I would go to work with a knot in my stomach hoping that both Lauren and Kyan would be ok. While at work I would be distracted every so often but find myself checking my phone constantly throughout the day. I have only broken down once at school and that was when things were really bad and someone asked me if I was ok. As soon as someone asks how you are, suddenly you’re not ok! Each evening, when I drove home after work, I found myself wondering about what sort of house I would be coming home too. Sometimes I would sit in the drive for a few minutes thinking ‘please let them have had a good day’.
Since New Year things haven’t been as bad. Kyan’s reflux is still there but his attacks are less frequent. He has definitely changed again and has so much more personality. I find it so hard leaving for work in the morning now!

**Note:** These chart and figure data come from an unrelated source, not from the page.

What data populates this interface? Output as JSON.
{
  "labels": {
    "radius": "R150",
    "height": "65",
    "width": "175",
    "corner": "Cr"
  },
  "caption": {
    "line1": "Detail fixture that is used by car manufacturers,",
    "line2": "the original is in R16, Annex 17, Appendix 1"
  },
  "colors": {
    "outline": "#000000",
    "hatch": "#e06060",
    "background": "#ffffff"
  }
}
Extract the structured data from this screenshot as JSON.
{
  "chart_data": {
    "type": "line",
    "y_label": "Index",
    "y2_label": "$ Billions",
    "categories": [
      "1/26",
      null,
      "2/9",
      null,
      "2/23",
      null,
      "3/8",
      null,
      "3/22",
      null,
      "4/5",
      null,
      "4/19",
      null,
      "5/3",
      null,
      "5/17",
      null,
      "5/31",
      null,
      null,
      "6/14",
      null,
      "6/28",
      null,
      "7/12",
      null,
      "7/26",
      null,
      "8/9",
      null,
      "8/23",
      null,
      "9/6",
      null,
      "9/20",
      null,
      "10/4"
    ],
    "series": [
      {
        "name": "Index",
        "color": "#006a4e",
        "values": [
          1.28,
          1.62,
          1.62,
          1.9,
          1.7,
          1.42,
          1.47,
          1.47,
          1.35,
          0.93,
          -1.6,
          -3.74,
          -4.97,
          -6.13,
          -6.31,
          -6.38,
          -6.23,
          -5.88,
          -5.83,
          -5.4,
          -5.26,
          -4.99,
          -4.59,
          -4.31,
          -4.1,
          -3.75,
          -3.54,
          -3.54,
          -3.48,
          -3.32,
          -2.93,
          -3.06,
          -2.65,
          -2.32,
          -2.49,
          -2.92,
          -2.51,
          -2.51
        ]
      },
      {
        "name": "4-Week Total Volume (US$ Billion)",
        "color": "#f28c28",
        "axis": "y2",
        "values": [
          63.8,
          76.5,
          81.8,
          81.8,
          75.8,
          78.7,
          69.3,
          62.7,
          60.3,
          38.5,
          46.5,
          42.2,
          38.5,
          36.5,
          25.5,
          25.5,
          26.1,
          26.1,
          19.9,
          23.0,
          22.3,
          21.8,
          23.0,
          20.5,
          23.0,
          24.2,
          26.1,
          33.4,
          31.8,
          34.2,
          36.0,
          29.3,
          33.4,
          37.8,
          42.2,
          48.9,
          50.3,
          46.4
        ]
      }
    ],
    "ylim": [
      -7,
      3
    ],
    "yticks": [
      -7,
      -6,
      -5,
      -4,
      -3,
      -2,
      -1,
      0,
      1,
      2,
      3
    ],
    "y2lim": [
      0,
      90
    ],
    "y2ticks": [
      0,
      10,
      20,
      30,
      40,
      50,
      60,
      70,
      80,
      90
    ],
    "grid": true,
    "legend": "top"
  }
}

I get up at 6:30am with Kyan and change and feed him. I love this time that I have with him. Lauren comes down just after 7am and makes my lunch (so nice of her!), and then at about 7:45am I have to hand him over. I start work at 8am and I find it really difficult passing Kyan to Lauren as he is just so gorgeous and he is full of smiles in the morning! It is really hard having to go to work and seeing as I don’t get home til 5:30pm, I really feel I am missing out on so much these days!
I wish I didn’t have to work and we could both be at home raising Kyan together but I know that is not possible. Someone has to work, and seeing as Lauren carried Kyan for 8 months, I guess it’s only fair that she has the time off with him while I earn the pounds!